Taking stock of achievements in basic education in the state, Barrister Nwando Obiano, PhD, Permanent Secretary, Ministry of Basic Education, recounted:  “When the governor came in, he started by providing science equipment. He went on to give pride of place to our government technical colleges. Apart from training the teachers and retaining those who we have retired and whom we would have lost their expertise, he retained and trained them overseas, including younger ones.

“He built gigantic hostels with the intention of making technical studies more productive, thus making prospective students more productive than always seeking white-collar jobs when they graduate. He has been given scholarships up to university level. There are some students that we gave from disadvantaged, riverine areas.

“He has been renovating schools, sponsoring debating, academic, sporting competitions and extracurricular activities. Teachers earn more now than those of us in civil service. Today, the teacher’s reward is no longer in heaven but here on earth. The good news is that all the money spent, we have always had quality value, for these students to go out and come out with laurels.”

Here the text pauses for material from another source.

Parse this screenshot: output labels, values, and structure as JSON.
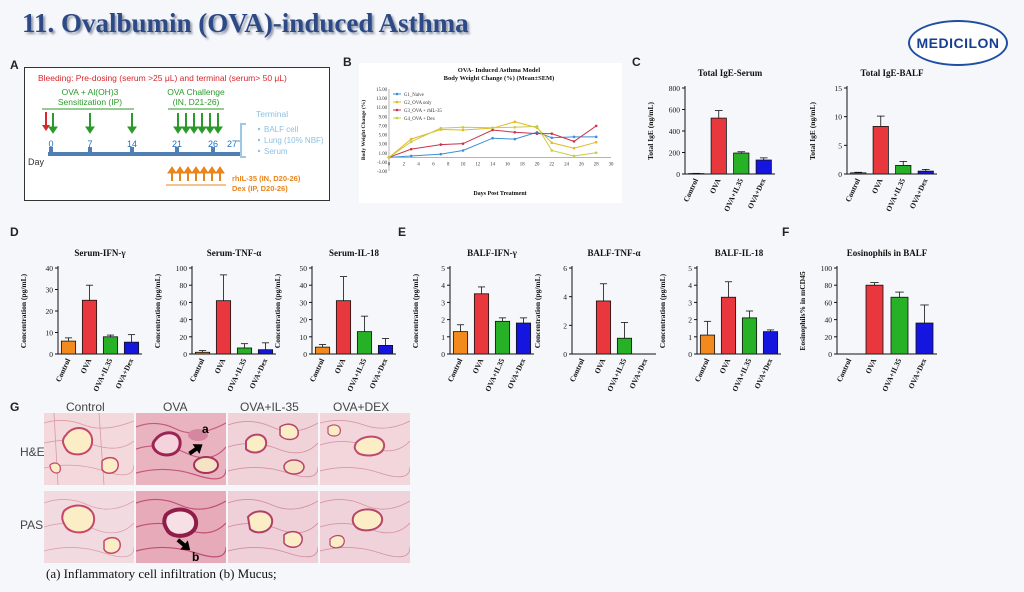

As noted earlier, Prof. Omenugha has been the arrowhead driving the state government’s education agenda. Last week, at the brand new International Conference Centre, Awka, Governor Obiano awarded her the title of “Grand Commander,” a testament to being the best performing commissioner during his administration.

Reacting to the award, Prof Omenugha said, “I dedicate this award to my families  — the Omenugha family and the education family. You are my pride, and I love you all.”

“I would like to be remembered as that scholar who brought herself down to the level of the children she was looking after;  that woman who brought passion into education; that woman who developed the capacity of the teachers.”